Carbon dioxide (CO2) injected deep underground to help fight climate change could bubble up into drinking water and increase levels of contaminants by tenfold or more, according to a study by Duke University.
Storing CO2 deep below Earth’s surface, a process known as geosequestration, is part of a suite of new carbon capture and storage (CCS) technologies being developed to reduce the amount of greenhouse gas emissions entering Earth’s atmosphere.
The technologies are designed to capture and compress CO2 emissions at their source — typically power plants and other industrial facilities — and transport the CO2 to locations where it can be injected far below Earth’s surface for long-term storage.
’The fear of drinking-water contamination from CO2 leaks is one of several sticking points about CCS and has contributed to local opposition to it,’ said Prof Robert Jackson, who directs Duke University’s Center on Global Change. ’We examined the idea that if CO2 leaked out slowly from deep formations, where might it negatively impact freshwater aquifers near the surface, and why.
’Geologic criteria that we identified in the study can help identify locations around the country that should be monitored or avoided,’ he added. ’By no means would all sites be susceptible to problems of water quality.’

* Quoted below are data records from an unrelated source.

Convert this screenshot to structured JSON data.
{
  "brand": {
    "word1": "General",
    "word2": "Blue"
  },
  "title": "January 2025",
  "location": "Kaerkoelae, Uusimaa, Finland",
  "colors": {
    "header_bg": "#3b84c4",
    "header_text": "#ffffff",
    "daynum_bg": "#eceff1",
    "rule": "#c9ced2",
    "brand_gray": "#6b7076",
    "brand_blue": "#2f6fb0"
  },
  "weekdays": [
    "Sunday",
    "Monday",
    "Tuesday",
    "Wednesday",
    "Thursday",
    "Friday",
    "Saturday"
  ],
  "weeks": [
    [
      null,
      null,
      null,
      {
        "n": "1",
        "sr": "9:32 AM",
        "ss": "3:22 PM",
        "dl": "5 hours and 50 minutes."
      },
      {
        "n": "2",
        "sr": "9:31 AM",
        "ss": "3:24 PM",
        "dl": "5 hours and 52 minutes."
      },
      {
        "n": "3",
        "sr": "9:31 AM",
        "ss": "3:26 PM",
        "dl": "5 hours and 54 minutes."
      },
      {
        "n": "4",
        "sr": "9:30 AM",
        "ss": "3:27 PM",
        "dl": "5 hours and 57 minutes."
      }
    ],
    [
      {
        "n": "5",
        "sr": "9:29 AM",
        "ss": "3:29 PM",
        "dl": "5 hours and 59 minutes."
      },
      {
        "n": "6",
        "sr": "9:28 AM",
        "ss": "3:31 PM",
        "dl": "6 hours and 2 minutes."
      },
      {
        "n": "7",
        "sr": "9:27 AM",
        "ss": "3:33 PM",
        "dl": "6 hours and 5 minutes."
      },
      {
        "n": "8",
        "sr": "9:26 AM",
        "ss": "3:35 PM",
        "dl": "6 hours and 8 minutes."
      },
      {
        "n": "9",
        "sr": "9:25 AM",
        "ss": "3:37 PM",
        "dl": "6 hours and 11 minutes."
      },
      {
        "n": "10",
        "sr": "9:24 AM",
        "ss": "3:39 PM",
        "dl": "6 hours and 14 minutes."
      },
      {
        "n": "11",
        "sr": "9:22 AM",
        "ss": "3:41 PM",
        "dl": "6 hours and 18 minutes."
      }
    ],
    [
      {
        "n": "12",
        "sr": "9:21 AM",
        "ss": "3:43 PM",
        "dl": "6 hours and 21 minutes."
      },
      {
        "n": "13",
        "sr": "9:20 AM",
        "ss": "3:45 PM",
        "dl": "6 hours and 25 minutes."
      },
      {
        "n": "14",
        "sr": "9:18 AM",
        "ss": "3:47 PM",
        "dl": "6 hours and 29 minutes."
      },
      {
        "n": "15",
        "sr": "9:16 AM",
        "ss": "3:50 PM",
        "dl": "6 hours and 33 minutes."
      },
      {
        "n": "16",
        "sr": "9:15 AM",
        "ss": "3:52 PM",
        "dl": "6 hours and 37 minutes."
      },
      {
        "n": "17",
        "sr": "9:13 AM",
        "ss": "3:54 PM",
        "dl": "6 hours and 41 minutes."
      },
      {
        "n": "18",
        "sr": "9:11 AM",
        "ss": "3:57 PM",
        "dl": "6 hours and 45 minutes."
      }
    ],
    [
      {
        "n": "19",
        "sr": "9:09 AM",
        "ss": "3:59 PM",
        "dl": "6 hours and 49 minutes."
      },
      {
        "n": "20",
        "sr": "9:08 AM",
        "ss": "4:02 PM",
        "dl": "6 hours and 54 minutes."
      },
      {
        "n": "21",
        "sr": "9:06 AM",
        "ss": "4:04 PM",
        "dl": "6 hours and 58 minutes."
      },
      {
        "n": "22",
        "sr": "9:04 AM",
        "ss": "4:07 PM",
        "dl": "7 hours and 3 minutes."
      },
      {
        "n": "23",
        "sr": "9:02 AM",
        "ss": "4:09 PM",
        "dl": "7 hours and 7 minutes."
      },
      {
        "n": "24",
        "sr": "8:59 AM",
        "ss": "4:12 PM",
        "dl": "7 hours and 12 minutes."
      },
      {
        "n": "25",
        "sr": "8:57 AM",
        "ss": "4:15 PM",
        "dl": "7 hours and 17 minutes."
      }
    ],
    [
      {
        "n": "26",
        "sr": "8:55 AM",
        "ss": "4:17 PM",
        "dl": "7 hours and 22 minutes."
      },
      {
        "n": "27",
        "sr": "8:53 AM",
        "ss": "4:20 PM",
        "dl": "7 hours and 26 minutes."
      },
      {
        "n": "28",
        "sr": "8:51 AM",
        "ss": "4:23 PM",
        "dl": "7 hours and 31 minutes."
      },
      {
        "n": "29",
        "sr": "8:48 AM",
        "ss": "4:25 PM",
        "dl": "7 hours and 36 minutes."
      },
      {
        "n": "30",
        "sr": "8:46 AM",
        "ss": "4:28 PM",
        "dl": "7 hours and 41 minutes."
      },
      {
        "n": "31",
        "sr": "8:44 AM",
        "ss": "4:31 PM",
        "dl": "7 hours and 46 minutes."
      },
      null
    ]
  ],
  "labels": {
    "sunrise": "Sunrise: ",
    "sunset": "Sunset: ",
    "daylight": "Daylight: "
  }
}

Jackson and his postdoctoral fellow Mark Little collected core samples from four freshwater aquifers around the US that overlie potential CCS sites and incubated the samples in their lab at Duke University for a year, with CO2 bubbling through them.
After a year’s exposure to the CO2, analysis of the samples showed that were a number of potential sites where CO2 leaks drive contaminants up tenfold or more, in some cases to levels above the maximum contaminant loads set by the EPA for potable water. Three key factors — solid-phase metal mobility, carbonate buffering capacity and electron exchanges in the overlying freshwater aquifer — were found to influence the risk of drinking-water contamination from underground carbon leaks.
The study also identified four markers that scientists can use to test for early warnings of potential CO2 leaks. ’Along with changes in carbonate concentration and acidity of the water, concentrations of manganese, iron and calcium could all be used as geochemical markers of a leak, as their concentrations increase within two weeks of exposure to CO2,’ Jackson said.